Me débattant avec la tâche, il y a des combats. Promptement reliés, les rages, les emportements sont devenus des combattants, des silhouettes de combattants partant à l’escalade, à l’assaut, sont devenus des fuyards, ou des unités défaites, en débandade générale.
Je repousse.
Est-ce cela que sent et voit celui qui regarde ces encres ? Non.
Combien de fois quelqu’un m’y a décrit ce qu’il ressentait et qui en était presque le contraire. D’ailleurs repousser, c’est également se dégager, briser les chaînes, recouvrer sa liberté, c’est l’envol.
Ne pas prendre, « repousser » pour ce que ça n’est pas et ce que ça ne va pas rester.
Noyau d’énergie (c’est pourquoi son objet ou son origine n’importe) il est l’obstacle et le tremplin magique qui va me donner ma vitesse de libération.
L’art est ce qui aide à tirer de l’inertie.
Ce qui compte n’est pas le repoussement, ou le sentiment générateur, mais le tonus.

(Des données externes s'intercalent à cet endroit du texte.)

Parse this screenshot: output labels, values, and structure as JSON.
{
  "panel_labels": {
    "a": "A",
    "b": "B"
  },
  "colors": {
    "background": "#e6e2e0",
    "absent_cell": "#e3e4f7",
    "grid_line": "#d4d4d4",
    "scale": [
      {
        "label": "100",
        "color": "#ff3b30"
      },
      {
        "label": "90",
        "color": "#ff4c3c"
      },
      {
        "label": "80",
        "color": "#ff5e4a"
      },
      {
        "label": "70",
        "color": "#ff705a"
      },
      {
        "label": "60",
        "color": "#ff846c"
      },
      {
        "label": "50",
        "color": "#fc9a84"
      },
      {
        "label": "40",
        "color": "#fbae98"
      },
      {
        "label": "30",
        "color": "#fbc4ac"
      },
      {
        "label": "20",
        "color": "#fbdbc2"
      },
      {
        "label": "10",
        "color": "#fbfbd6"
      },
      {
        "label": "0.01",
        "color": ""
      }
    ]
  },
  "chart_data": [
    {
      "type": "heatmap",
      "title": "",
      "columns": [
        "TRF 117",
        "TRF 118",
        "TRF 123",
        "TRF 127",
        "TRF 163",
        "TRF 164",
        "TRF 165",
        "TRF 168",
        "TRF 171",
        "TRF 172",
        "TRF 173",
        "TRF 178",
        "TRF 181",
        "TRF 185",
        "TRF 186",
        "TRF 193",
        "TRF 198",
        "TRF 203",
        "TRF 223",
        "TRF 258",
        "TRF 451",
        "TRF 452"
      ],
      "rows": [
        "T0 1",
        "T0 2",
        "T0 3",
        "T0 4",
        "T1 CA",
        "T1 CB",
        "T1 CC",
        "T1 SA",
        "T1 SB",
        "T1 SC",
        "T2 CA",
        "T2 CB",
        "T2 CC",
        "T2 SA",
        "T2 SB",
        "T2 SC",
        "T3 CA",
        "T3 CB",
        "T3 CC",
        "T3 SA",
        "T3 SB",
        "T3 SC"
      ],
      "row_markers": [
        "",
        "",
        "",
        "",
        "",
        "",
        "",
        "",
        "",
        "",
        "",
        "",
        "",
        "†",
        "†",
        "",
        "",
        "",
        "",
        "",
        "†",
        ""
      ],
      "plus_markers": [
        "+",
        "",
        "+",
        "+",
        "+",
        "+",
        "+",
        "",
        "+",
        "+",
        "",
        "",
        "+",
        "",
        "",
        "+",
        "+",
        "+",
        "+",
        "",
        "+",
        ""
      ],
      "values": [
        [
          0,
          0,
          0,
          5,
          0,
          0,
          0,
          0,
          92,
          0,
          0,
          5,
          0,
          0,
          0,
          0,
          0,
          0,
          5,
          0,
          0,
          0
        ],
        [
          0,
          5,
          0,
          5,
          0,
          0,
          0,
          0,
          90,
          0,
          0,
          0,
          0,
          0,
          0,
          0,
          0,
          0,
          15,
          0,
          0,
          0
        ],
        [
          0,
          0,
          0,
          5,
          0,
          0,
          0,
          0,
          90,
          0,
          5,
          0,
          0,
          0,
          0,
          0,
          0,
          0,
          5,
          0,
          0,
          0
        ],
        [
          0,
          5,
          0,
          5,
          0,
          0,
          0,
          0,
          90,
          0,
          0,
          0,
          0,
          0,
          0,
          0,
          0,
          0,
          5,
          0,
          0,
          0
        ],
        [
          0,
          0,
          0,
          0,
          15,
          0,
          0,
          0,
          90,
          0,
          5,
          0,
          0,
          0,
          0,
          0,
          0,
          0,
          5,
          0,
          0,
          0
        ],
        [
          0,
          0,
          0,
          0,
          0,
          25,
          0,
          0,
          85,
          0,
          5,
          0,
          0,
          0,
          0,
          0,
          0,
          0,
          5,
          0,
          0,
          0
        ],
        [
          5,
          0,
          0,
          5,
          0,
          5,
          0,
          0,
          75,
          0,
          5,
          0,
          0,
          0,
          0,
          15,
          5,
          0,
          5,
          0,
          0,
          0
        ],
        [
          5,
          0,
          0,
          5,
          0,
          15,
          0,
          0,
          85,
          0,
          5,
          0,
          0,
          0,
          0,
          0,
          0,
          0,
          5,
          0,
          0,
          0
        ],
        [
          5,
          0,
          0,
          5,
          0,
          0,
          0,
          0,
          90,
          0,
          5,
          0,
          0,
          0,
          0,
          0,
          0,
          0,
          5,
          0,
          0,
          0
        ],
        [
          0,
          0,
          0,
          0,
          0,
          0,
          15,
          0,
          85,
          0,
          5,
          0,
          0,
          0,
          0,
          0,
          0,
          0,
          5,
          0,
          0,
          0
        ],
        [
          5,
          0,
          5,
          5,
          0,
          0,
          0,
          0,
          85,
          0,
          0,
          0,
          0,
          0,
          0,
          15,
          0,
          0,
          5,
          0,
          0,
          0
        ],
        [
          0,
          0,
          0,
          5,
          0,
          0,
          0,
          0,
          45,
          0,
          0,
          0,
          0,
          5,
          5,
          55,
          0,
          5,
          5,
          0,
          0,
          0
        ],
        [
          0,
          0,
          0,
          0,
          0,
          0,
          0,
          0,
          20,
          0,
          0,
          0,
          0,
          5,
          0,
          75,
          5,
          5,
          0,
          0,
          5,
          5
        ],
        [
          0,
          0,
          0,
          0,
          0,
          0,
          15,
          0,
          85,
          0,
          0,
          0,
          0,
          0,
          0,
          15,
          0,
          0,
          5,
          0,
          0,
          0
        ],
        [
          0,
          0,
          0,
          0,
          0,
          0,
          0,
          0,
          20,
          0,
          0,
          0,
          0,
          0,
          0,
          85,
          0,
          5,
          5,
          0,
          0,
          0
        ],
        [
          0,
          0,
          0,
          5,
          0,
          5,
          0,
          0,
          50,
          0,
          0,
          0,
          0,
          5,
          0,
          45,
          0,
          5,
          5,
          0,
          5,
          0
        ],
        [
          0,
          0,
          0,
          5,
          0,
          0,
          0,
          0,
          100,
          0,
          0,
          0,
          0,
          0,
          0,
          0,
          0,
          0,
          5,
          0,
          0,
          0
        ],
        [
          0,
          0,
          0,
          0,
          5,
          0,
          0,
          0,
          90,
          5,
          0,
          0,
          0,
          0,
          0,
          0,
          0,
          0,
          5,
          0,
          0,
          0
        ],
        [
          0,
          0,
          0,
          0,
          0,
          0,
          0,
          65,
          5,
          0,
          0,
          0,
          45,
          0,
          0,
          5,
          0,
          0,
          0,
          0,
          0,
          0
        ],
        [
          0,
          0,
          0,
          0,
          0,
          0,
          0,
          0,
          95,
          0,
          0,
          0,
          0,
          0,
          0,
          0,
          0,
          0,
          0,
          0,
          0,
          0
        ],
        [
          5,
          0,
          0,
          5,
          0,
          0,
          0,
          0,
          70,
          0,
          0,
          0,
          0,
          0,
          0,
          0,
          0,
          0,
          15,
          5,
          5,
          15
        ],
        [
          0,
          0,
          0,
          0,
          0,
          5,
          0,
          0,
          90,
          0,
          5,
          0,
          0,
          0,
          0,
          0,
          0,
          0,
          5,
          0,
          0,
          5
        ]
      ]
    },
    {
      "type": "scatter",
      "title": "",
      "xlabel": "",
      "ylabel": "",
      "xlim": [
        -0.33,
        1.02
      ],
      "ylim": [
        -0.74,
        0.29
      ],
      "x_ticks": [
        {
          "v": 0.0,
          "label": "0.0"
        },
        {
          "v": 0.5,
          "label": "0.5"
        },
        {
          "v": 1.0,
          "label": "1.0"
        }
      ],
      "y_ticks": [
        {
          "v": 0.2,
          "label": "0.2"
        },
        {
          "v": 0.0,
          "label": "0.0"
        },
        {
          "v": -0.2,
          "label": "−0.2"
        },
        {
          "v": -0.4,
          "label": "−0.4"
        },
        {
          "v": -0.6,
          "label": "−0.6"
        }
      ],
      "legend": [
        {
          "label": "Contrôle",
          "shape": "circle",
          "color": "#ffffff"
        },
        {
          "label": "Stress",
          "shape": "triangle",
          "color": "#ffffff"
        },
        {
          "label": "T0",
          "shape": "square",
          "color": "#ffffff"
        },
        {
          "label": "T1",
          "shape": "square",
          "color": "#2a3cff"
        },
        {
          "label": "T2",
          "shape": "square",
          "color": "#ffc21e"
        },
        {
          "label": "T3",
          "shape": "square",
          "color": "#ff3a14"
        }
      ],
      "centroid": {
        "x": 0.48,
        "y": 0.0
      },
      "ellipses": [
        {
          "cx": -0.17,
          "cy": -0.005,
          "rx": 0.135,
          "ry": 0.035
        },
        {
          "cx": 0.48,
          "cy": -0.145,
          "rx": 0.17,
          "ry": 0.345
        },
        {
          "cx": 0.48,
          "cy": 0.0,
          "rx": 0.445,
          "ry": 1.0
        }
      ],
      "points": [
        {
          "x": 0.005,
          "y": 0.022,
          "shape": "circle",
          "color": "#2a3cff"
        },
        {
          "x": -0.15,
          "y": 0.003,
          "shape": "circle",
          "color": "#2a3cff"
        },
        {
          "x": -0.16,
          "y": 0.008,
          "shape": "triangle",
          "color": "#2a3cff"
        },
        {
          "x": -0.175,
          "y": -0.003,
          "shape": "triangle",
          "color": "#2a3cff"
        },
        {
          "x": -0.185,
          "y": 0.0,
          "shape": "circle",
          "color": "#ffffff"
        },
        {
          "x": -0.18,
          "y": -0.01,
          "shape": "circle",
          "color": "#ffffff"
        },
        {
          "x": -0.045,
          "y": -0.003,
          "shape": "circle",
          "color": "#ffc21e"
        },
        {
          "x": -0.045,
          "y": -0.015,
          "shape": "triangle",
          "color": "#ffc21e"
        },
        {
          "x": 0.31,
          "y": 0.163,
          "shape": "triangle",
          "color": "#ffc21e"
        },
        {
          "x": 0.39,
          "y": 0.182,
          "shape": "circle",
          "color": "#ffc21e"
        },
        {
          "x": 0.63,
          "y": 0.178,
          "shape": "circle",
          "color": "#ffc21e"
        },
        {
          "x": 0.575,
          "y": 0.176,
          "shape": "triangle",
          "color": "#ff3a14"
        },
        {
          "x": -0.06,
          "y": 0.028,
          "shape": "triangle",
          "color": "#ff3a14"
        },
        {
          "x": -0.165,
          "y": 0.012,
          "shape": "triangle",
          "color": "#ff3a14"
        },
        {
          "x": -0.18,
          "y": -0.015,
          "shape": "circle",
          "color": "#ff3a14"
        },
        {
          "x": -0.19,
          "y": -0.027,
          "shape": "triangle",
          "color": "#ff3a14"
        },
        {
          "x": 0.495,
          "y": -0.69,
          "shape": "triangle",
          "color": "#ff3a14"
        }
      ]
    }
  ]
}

C’est pour en arriver là qu’on se dirige, conscient ou inconscient, vers un état au maximum d’élan, qui est le maximum de densité, le maximum d’être, maximum d’actualisation, dont le reste n’est que le combustible – ou l’occasion.
C’est elle maintenant, cette densité, qui attire et excite, loin de causer de la répulsion (chez certains pourtant, si – plus clairvoyants!).
Ainsi, contre ma naturelle inertie, à quoi il m’arrache, c’est le plus énergétique moyen intérieur dont je dispose contre le proche ou le lointain entourage, celui qui me recharge le plus, qui donne réponse à cent situations, car je suis assez souvent débordé, dans la vie, ou plutôt je serais, sans cela.
Mais là non plus je ne veux pas le savoir ; sur le moment je suis en campagne, j’ai autre chose à faire que de penser.
Et après ?
Et bien je vois surtout leur mouvement. Je suis de ceux qui aiment le mouvement, le mouvement qui rompt l’inertie, qui embrouille les lignes, qui défait les alignements, me débarrasse des constructions. Mouvement, comme désobéissance, comme remaniement.
Par mon incapacité, riche au moins en surprises, je me donne des surprises. Plus qu’ailleurs, jeune par jeune savoir. Par les chocs, les bévues. (Et non pas fixé au résultat tel quel, mais pour savoir ce qui viendra après. Peinture-étape).
Peindre pour manipuler le monde (ses formes), le tâter de plus près, directement. Je devais sans doute rencontrer la peinture. La peinture est une base où on peut commencer à zéro. Support qui doit moins aux ancêtres. Au moins, je fais éclater un des couvercles qui me retenait.
…….
Aller de l’avant, vivement et sans reprise, le tout dans la pâte colorée, légèrement s’y enfonçant, avançant comme un soc de charrue qui ne serait pas du tout lent – mais qui pareillement va soulever à gauche et à droite la molle glaireuse surface, laquelle s’éclaire sur les bords… et un imperturbable et impératif sillon est tracé qui ne sera plus comblé.
Une fois de plus je pense être spontané, totalement, sans corrections, sans deuxième état, sans avoir à y revenir, à retoucher. D’emblée, là.
L’immédiat, les immédiats… Le nouveau venu… in statu nascendi… débloquant en moi un je ne sais quoi, rompant des retenues, des réserves, fêtant un devenir, un inattendu « devenir » : gouaches.

Trait hors des chemins, sûr de son chemin, qu’avec nul autre on ne saurait confondre.
Tout comme une gifle qui coupe court aux explications.
Peinture pour l’aventure, pour que dure l’aventure de l’incertain, de l’inattendu. Après des années toujours encore l’aventure.